Ao lado do cortiço, havia o sobrado do comerciante Miranda. Miranda enriqueceu com a ajuda do dote da mulher Estela, com quem tinha a filha Zulmira. Estela traia Miranda, mas ele o aceitava por causa do dinheiro e das convenções sociais. Inicialmente, desenvolveu-se uma grande rivalidade entre Romão e Miranda.
Outro personagem importante é o português Jerônimo. Cavouqueiro de profissão, graças às suas qualidades, tornou-se mestre de obras da pedreira de Romão. Instalou-se no Cortiço com a esposa, Piedade de Jesus. O casal mantinha a filha em uma escola de freiras. Era um casal modelo. Ambos viviam para trabalhar, não se envolvendo em festas e bebedeiras.
Mas seguindo a lógica naturalista do determinismo do meio, tudo mudou quando Jerônimo viu a mulata Rita Baiana. Rita era uma lavadeira festeira e sensual, amante do capoeira Firmo. Jerônimo viu Rita dançar em um dos pagodes que ocorriam no cortiço no domingo. Se apaixonou pela mulata e, a partir daí, passou a descuidar do trabalho, rejeitar a mulher, beber. Trocou os hábitos “da terra”, o vinho, o chá, o caldo, pelos tropicais, a cerveja, o café, a comida temperada. Rita passou a simbolizar, para ele, o Brasil, a terra nova: “Naquela mulata estava o grande mistério, as sínteses das impressões que ele recebeu chegando aqui; ela era o calor vermelho das sestas da fazenda; era o aroma quente dos trevos e das baunilhas, que o atordoara nas matas brasileiras; era o veneno e o açúcar gostoso”. Envolveu-se em uma briga com Firmo e acabou, com a ajuda de dois amigos, matando o mulato e jogando seu corpo no mar.

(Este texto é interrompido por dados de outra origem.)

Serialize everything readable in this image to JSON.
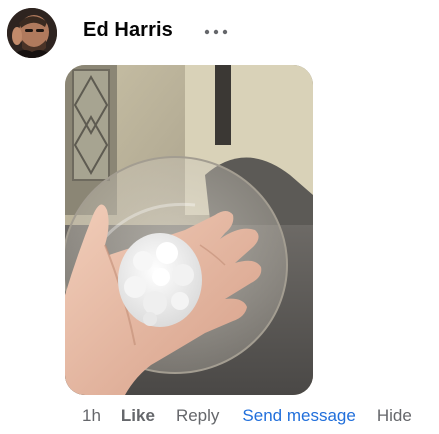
{
  "post": {
    "author_name": "Ed Harris",
    "more_options_icon": "more-horizontal-icon",
    "photo": {
      "subject": "hand holding a hailstone over a plastic container lid"
    }
  },
  "actions": {
    "timestamp": "1h",
    "like_label": "Like",
    "reply_label": "Reply",
    "send_message_label": "Send message",
    "hide_label": "Hide"
  },
  "colors": {
    "name_text": "#050505",
    "meta_text": "#65676b",
    "link_blue": "#216fdb"
  }
}
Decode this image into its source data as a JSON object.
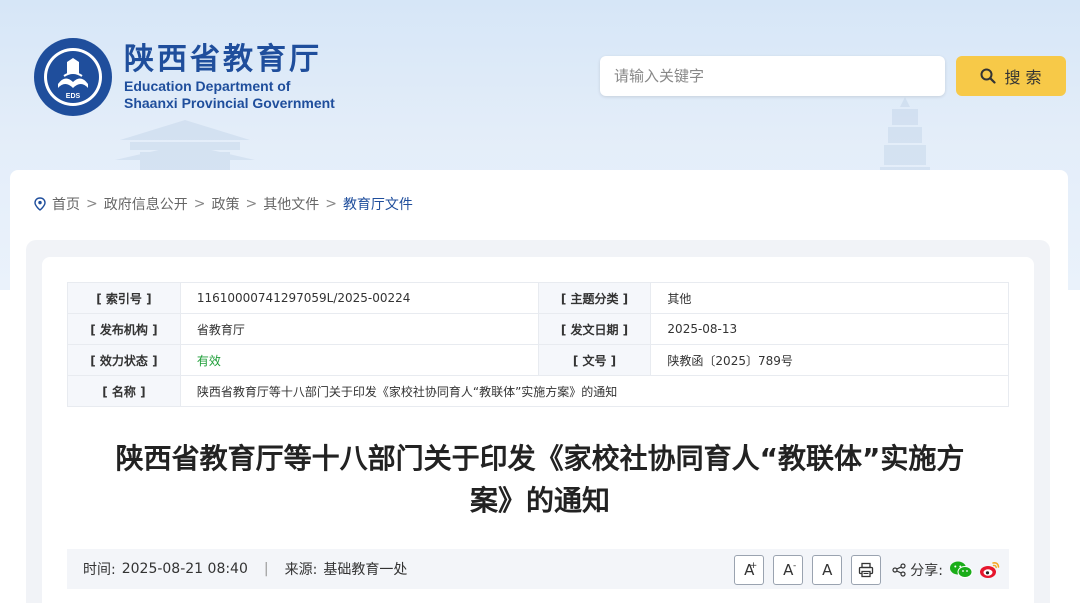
{
  "header": {
    "title_cn": "陕西省教育厅",
    "title_en_line1": "Education Department of",
    "title_en_line2": "Shaanxi Provincial Government",
    "seal_text": "EDS"
  },
  "search": {
    "placeholder": "请输入关键字",
    "button_label": "搜 索"
  },
  "breadcrumb": {
    "items": [
      "首页",
      "政府信息公开",
      "政策",
      "其他文件"
    ],
    "current": "教育厅文件",
    "separator": ">"
  },
  "meta": {
    "index_label": "[ 索引号 ]",
    "index_value": "11610000741297059L/2025-00224",
    "topic_label": "[ 主题分类 ]",
    "topic_value": "其他",
    "publisher_label": "[ 发布机构 ]",
    "publisher_value": "省教育厅",
    "date_label": "[ 发文日期 ]",
    "date_value": "2025-08-13",
    "status_label": "[ 效力状态 ]",
    "status_value": "有效",
    "docno_label": "[ 文号 ]",
    "docno_value": "陕教函〔2025〕789号",
    "name_label": "[ 名称 ]",
    "name_value": "陕西省教育厅等十八部门关于印发《家校社协同育人“教联体”实施方案》的通知"
  },
  "article": {
    "title_line1": "陕西省教育厅等十八部门关于印发《家校社协同育人“教联体”实施方",
    "title_line2": "案》的通知"
  },
  "infobar": {
    "time_label": "时间:",
    "time_value": "2025-08-21 08:40",
    "divider": "|",
    "source_label": "来源:",
    "source_value": "基础教育一处",
    "font_large": "A",
    "font_large_sup": "+",
    "font_small": "A",
    "font_small_sup": "-",
    "font_default": "A",
    "share_label": "分享:"
  },
  "colors": {
    "brand_blue": "#1f4e9c",
    "search_button": "#f7c948",
    "status_green": "#1e9e38"
  }
}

Havia também no cortiço a jovem Pombinha. Pombinha era filha de dona Isabel, uma senhora distinta que, por problemas financeiros, teve que ir residir no cortiço. Pombinha era noiva, mas aguardava a vinda das regras para casar.
Com o tempo, Miranda e Romão se aproximaram. Miranda tornou-se barão e Romão, invejando o baronato e a vida de luxos do vizinho, mudou de comportamento: começou a usar terno, beber bons vinhos, frequentar a Rua do Ouvidor. Através do agregado Botelho, articulou o casamento com Zulmira, filha única de Miranda. A fortuna de Romão fazia os Miranda esquecerem os modos grosseiros e a origem humilde do vizinho.
Jerônimo mudou-se com Rita para outro local, abandonando Piedade. A portuguesa começou a beber, perder as freguesas de roupa, deixando até que homens do cortiço abusassem dela quando estava alcoolizada. O português deixou de pagar a escola da filha, que foi expulsa e passou morar no cortiço. Uma futura meretriz que estava se formando.
Pombinha, após “tornar-se moça” (cena que merece ser lida), casou-se com o noivo, mas o enlace não durou. Pombinha traiu o marido e foi morar coma prostituta Léonie, tornando-se também prostituta: “Pombinha, só com três meses de cama franca, fizera-se tão perfeita no ofício como a outra; a sua infeliz inteligência nascida e criada no modesto lodo da estalagem, medrou logo admiravelmente na lama forte dos vícios de largo fôlego; fez maravilhas na arte; parecia adivinhar todos os segredos daquela vida.”
João Romão, finalmente, acertou o casamento com Zulmira. Todavia, tinha que livrar-se de Bertoleza. Ele havia, quando se juntou à escrava, falsificado a compra de sua alforria. Agora, chamou a polícia para levar a escrava fugida. Bertoleza, consciente que após uma vida de trabalhos retornaria à escravidão, suicidou-se com um facão. Nesse momento, chegou uma comissão de abolicionistas para trazer a Romão um diploma de sócio benemérito.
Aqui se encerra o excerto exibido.